An additional three virtual public meetings in October will specifically focus on environmental justice communities. Environmental justice groups in the New York City area said in August that the MTA had not approached them, and urged the agency to expedite the process so that low-income communities whose populations overwhelmingly depend on a working mass transit system can have a functioning mass transit system.

Beyond the 13 virtual meetings, the MTA is also offering briefings for community boards, elected officials, transit and environmental advocates, and any other interested parties.

There will also be a further public comment and meeting period on the environmental assessment itself after it gets published. The press release did not reveal when the Traffic Mobility Review Board, the panel appointed by the MTA Board to recommend toll rates and exemption policies to the MTA, will be appointed or meet.

The path to the agreement on the 16-month EA process was not without its share of controversy, including charges from transit advocates and environmental justice groups that the MTA was slow walking the project, possibly as a political measure to protect soon to be ex-Gov.

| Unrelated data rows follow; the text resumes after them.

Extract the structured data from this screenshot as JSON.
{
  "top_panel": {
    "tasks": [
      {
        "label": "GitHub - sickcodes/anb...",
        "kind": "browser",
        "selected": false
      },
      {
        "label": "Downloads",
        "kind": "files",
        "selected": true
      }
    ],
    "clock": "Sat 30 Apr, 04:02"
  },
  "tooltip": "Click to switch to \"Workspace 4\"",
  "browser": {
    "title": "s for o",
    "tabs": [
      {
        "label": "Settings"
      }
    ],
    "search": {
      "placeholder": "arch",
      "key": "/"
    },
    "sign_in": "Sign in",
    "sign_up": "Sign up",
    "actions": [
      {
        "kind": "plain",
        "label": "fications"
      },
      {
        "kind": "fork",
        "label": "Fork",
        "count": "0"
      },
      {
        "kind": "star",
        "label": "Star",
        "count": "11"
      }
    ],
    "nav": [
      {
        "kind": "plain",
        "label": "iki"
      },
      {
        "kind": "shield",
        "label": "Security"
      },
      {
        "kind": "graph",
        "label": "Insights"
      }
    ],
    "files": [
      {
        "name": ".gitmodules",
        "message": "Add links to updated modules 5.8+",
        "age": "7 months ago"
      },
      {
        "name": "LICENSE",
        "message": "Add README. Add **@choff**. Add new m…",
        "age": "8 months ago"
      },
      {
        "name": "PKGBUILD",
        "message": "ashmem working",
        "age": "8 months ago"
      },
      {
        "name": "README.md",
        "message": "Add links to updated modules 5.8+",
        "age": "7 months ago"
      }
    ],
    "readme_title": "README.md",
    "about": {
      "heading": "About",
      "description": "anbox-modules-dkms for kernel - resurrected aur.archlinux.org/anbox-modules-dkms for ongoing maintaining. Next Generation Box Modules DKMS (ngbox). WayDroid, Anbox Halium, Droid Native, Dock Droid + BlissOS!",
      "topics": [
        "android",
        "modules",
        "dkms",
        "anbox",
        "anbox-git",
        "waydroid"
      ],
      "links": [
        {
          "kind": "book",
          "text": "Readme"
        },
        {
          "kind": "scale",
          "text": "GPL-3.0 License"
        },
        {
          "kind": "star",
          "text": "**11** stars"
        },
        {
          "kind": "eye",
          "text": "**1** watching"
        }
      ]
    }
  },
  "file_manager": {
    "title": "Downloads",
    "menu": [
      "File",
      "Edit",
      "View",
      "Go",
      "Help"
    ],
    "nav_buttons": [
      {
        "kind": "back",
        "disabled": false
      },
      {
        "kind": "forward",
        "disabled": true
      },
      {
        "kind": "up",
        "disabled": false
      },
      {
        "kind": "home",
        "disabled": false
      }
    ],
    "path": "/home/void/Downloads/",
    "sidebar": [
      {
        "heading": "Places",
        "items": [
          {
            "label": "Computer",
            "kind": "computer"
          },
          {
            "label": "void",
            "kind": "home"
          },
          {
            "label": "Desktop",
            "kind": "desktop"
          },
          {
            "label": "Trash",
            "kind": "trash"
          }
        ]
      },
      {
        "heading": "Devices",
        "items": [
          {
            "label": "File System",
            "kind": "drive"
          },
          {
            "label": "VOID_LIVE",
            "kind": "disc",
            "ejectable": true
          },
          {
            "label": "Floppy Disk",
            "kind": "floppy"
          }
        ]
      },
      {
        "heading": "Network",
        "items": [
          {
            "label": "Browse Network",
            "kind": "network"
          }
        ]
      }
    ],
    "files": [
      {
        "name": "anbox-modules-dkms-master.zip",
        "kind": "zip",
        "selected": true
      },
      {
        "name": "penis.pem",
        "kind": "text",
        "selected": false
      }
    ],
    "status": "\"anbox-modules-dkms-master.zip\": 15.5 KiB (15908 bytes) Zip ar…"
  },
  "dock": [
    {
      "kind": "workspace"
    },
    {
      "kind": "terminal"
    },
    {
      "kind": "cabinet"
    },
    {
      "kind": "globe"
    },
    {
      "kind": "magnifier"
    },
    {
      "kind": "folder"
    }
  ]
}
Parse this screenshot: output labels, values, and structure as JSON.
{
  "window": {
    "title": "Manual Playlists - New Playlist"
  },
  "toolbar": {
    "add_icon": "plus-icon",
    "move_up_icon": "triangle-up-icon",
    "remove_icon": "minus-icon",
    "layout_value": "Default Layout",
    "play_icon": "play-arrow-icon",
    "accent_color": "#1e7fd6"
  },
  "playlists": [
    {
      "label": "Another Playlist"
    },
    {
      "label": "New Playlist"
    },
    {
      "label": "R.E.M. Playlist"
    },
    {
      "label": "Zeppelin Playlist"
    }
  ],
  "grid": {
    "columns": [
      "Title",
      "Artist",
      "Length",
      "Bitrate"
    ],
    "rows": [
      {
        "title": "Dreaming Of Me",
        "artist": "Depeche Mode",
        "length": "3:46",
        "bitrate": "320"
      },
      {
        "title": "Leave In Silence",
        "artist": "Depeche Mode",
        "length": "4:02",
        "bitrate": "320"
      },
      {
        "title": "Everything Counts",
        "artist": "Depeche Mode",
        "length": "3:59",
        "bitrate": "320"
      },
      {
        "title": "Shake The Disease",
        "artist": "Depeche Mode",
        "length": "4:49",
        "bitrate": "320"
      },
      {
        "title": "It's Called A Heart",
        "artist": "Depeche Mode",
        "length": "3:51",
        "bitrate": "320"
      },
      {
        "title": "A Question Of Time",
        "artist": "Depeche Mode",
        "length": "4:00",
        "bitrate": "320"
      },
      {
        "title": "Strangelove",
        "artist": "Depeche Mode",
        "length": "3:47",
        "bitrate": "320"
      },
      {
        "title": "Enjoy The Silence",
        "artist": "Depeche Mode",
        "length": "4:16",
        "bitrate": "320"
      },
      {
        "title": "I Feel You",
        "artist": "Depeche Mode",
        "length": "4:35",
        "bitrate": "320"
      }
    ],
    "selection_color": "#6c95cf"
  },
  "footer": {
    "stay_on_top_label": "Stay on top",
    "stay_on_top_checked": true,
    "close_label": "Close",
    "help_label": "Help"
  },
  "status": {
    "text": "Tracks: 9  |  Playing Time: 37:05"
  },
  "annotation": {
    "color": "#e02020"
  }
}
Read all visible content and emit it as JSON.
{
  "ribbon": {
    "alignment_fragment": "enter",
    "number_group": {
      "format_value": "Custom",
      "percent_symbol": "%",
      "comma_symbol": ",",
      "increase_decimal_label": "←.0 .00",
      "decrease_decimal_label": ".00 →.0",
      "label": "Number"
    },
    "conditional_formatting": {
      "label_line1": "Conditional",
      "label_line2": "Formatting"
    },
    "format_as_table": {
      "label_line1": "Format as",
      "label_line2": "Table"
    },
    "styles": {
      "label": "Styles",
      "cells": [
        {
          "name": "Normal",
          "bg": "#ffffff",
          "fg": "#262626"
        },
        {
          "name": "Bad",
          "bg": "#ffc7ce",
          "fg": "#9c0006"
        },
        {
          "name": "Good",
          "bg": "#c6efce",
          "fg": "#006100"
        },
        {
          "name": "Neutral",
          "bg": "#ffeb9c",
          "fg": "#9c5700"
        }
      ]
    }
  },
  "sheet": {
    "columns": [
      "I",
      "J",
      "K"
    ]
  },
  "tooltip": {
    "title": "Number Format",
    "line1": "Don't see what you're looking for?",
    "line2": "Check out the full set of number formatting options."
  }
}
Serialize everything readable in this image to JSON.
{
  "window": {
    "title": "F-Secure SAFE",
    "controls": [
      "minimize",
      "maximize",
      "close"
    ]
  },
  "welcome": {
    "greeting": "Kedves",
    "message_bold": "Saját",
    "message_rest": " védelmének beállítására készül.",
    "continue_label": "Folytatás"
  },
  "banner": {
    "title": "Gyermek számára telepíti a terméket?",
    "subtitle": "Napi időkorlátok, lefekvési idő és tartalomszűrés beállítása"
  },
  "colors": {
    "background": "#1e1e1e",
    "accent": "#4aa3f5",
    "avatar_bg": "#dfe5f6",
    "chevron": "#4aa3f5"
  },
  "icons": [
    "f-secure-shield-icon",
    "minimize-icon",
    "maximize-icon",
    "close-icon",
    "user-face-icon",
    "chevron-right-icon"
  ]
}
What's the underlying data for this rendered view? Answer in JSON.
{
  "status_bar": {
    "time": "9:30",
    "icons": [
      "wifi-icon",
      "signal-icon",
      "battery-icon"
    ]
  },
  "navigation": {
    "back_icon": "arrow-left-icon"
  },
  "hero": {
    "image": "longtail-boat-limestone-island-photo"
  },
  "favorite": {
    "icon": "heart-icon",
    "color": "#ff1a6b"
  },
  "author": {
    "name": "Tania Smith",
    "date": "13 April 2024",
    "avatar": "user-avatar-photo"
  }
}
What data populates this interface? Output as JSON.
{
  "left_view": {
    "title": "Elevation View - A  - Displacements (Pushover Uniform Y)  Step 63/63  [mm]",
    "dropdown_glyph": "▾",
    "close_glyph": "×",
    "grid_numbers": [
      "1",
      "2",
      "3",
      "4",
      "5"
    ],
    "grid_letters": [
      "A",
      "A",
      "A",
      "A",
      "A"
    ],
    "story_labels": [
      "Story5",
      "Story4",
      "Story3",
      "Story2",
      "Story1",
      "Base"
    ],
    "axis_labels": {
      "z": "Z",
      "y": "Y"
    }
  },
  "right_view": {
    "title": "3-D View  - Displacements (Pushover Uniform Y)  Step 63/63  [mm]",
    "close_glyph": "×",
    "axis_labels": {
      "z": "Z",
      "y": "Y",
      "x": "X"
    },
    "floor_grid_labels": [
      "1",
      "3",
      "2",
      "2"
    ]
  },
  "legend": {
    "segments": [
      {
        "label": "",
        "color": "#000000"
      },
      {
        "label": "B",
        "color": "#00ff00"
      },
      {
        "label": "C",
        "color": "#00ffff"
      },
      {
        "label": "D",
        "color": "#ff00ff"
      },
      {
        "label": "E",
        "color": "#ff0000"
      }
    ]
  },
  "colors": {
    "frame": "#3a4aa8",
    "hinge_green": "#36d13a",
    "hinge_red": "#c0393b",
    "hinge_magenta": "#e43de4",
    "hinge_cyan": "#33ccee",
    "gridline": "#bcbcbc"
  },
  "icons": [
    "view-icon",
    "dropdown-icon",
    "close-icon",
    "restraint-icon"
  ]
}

Cuomo from political backlash for instituting tolls before the 2022 gubernatorial election. One of those critics was de Blasio, who has called on the agency to speed up the implementation of the program (using that word “ridiculous”). Hizzoner’s brickbats continued in the MTA’s press release:

“I appreciate the commitment of our state and federal partners to this project and look forward to working with them to further expedite the process,” said NYC DOT Commissioner Hank Gutman.

If the federal government deems the EA satisfactory, tolling vendor Transcore will have 310 days to go live. According to the preliminary congestion pricing schedule the MTA gave the federal government in 2019, there’s a one-month testing period before the system goes live, and tolls don’t start to get collected until 60 days after the tolling equipment is turned on.

The final steps for the congestion pricing program, per a schedule the MTA gave the federal government.
The final steps for the congestion pricing program, per a schedule the MTA gave the federal government.

The path in front of the MTA means that the agency will not start collecting money from congestion pricing until midway through 2023 at the earliest, or two years after it initially planned to collect money from the traffic toll. The agency has suggested that its $51-billion 2020-2024 capital plan is not threatened by the missing $1 billion per year that congestion pricing will raise, but government watchdog Reinvent Albany recently reported that the capital plan is not being funded at the rate that previous capital plans have been funded at.

The long road ahead also is getting started as congestion on the city’s streets as scores of thousands more New Yorkers buy cars and traffic reaches levels seen before the coronavirus pandemic before the post-Labor Day office crush begins.

Incoming Manhattan Borough President Mark Levine said that city can’t sit on its hands during the EA process. “We need to take emergency measures, like dedicated bus/HOV lanes on East River bridges,” he tweeted on Friday.